Der § 130 StGB hatte deshalb als wesentlichen Bestandteil eine antifaschistische Seite.

Welche aktuellen Verschärfungen sind durch die aktuelle Regierung geplant und wieso kritisieren Sie das?

Dazu müssen wir drei Jahre zurücksehen. Klammheimlich und im Blitztempo peitschte die SPD/Grünen/FDP-Regierung, unterstützt von der CDU, am 20. Oktober 2022 eine Neufassung des § 130 StGB durch den Bundestag. Es handelte sich um eine ausgeprägt reaktionäre und antikommunistische Verschärfung, die Militarisierung und eine aggressive Außenpolitik nach innen begleitete.

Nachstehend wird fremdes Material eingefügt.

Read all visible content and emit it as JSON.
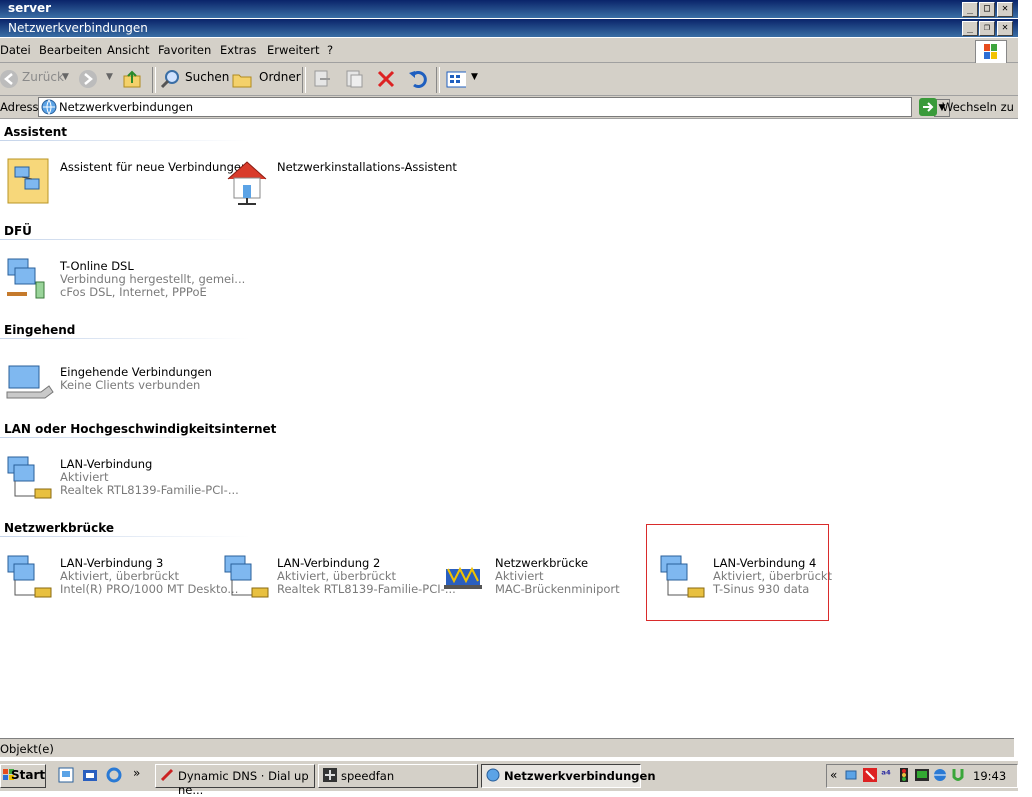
{
  "outer_window": {
    "title": "server"
  },
  "inner_window": {
    "title": "Netzwerkverbindungen"
  },
  "menu": [
    {
      "label": "Datei"
    },
    {
      "label": "Bearbeiten"
    },
    {
      "label": "Ansicht"
    },
    {
      "label": "Favoriten"
    },
    {
      "label": "Extras"
    },
    {
      "label": "Erweitert"
    },
    {
      "label": "?"
    }
  ],
  "toolbar": {
    "back_label": "Zurück",
    "search_label": "Suchen",
    "folders_label": "Ordner"
  },
  "address": {
    "label": "Adresse",
    "value": "Netzwerkverbindungen",
    "go_label": "Wechseln zu"
  },
  "groups": {
    "assistant": {
      "title": "Assistent",
      "items": [
        {
          "name": "Assistent für neue Verbindungen"
        },
        {
          "name": "Netzwerkinstallations-Assistent"
        }
      ]
    },
    "dfu": {
      "title": "DFÜ",
      "items": [
        {
          "name": "T-Online DSL",
          "line1": "Verbindung hergestellt, gemei...",
          "line2": "cFos DSL, Internet, PPPoE"
        }
      ]
    },
    "incoming": {
      "title": "Eingehend",
      "items": [
        {
          "name": "Eingehende Verbindungen",
          "line1": "Keine Clients verbunden"
        }
      ]
    },
    "lan": {
      "title": "LAN oder Hochgeschwindigkeitsinternet",
      "items": [
        {
          "name": "LAN-Verbindung",
          "line1": "Aktiviert",
          "line2": "Realtek RTL8139-Familie-PCI-..."
        }
      ]
    },
    "bridge": {
      "title": "Netzwerkbrücke",
      "items": [
        {
          "name": "LAN-Verbindung 3",
          "line1": "Aktiviert, überbrückt",
          "line2": "Intel(R) PRO/1000 MT Deskto..."
        },
        {
          "name": "LAN-Verbindung 2",
          "line1": "Aktiviert, überbrückt",
          "line2": "Realtek RTL8139-Familie-PCI-..."
        },
        {
          "name": "Netzwerkbrücke",
          "line1": "Aktiviert",
          "line2": "MAC-Brückenminiport"
        },
        {
          "name": "LAN-Verbindung 4",
          "line1": "Aktiviert, überbrückt",
          "line2": "T-Sinus 930 data"
        }
      ]
    }
  },
  "status": {
    "text": "Objekt(e)"
  },
  "taskbar": {
    "start_label": "Start",
    "tasks": [
      {
        "label": "Dynamic DNS · Dial up ne..."
      },
      {
        "label": "speedfan"
      },
      {
        "label": "Netzwerkverbindungen"
      }
    ],
    "clock": "19:43"
  }
}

Der § 130 StGB wurde durch Hinzufügung eines Absatzes verschärft. So soll fortan jede Art öffentlicher Billigung, Leugnung oder gröbliche Verharmlosung von Völkermord, Verbrechen gegen die Menschlichkeit und Kriegsverbrechen geahndet werden können. Hier kam es bereits zu Strafverfahren im Zusammenhang mit dem Ukrainekrieg, wo kritische Stellungnahmen als Unterstützung Putins bezeichnet wurden, oder im Zusammenhang mit den Ereignissen am und nach dem 7.10.2023 im Gazastreifen, wo Kritik an der israelischen Politik als Verharmlosung von Völkermord angesehen wird.

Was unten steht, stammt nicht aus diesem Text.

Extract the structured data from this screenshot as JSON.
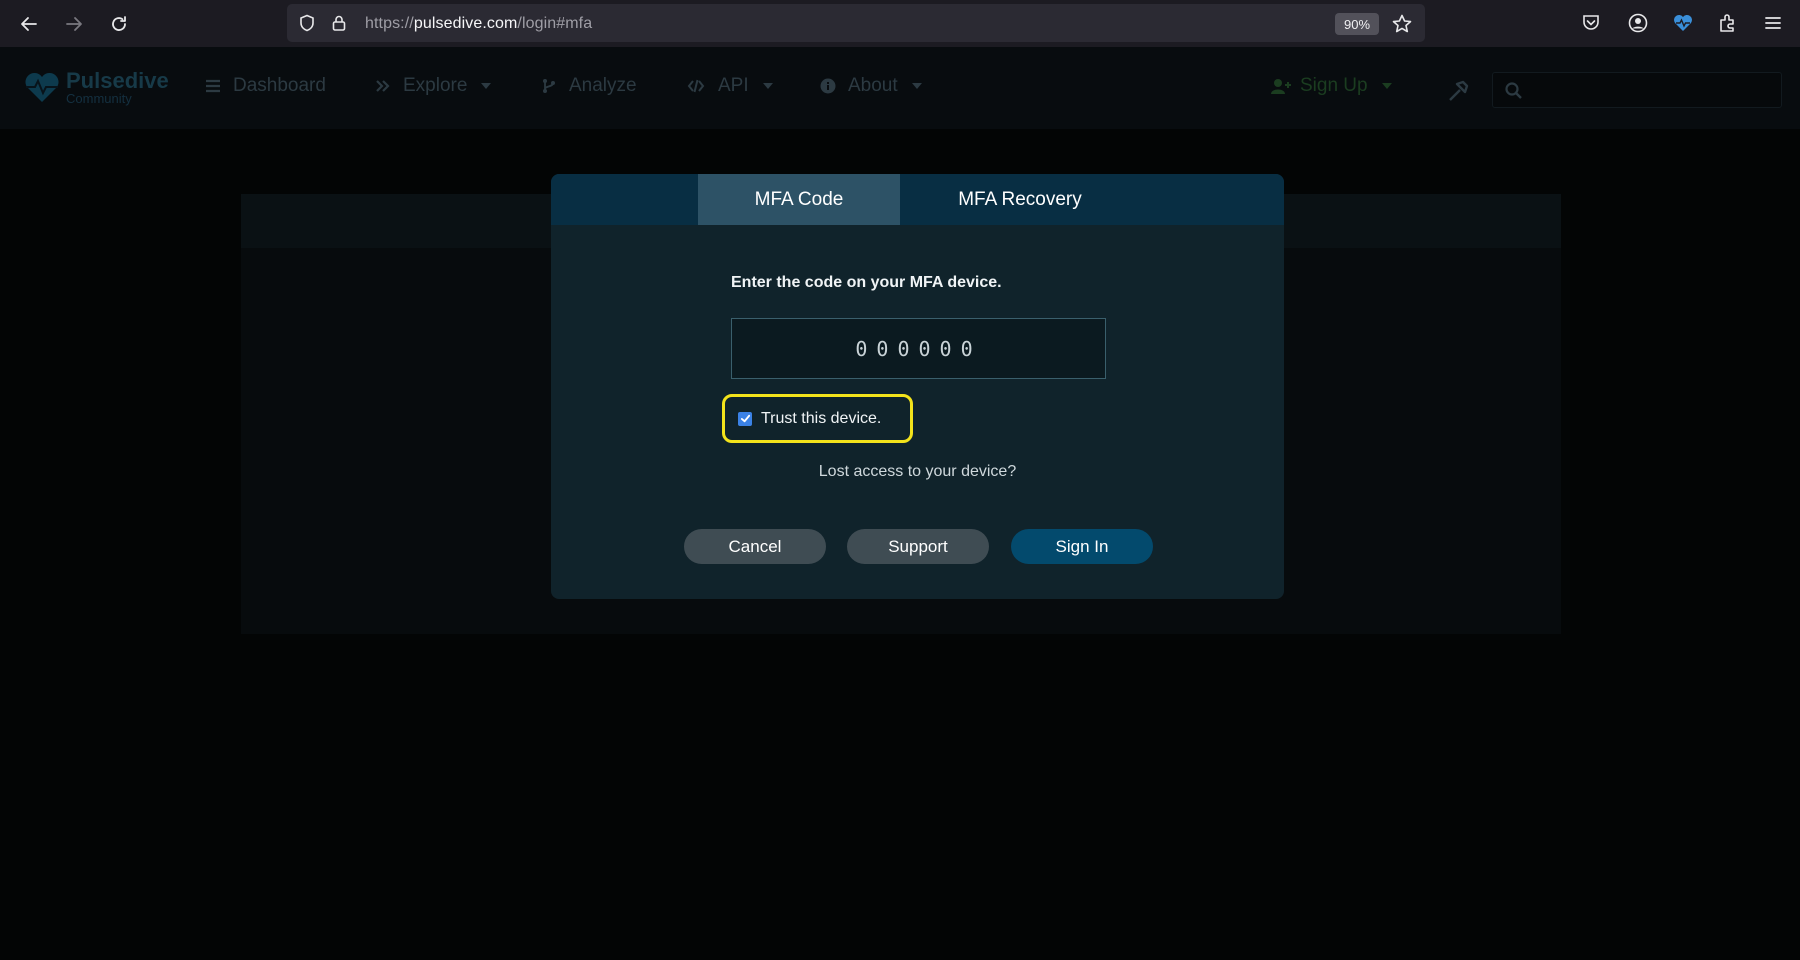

Die Erweiterung des Paragrafen richtet sich auch gegen Veröffentlichungen, die zum sozialistischen Aufbau in den früher sozialistischen Ländern positiv Stellung nehmen und sich kritisch mit antikommunistischen Desinformationen auseinandersetzen. U.a. soll die Leugnung angeblicher ’stalinistischer Verbrechen‘ unter Strafe gestellt werden. Der berechtigte Kampf der Roten Armee und kommunistischer Partisanen gegen den faschistischen Überfall ist in ihren Augen nichts als Massenmord oder gar ein Verbrechen gegen die Menschlichkeit. Eine sachliche, wissenschaftliche Diskussion über die sozialistische Sowjetunion soll im Keim erstickt werden. Das verunmöglicht zugleich, wirkliche Fehler und auch Verbrechen, die im Namen des Sozialismus begangen wurden, aufzuarbeiten.

Die damalige Neufassung des § 130 Abs. 5 StGB schuf damit deutlich erweiterte Möglichkeiten für Polizei und Justiz zur Kriminalisierung „missliebiger“ politischer Ansichten und politischer Gegner und öffnet einer Gesinnungsjustiz Tür und Tor, die sich in erster Linie gegen links richtet.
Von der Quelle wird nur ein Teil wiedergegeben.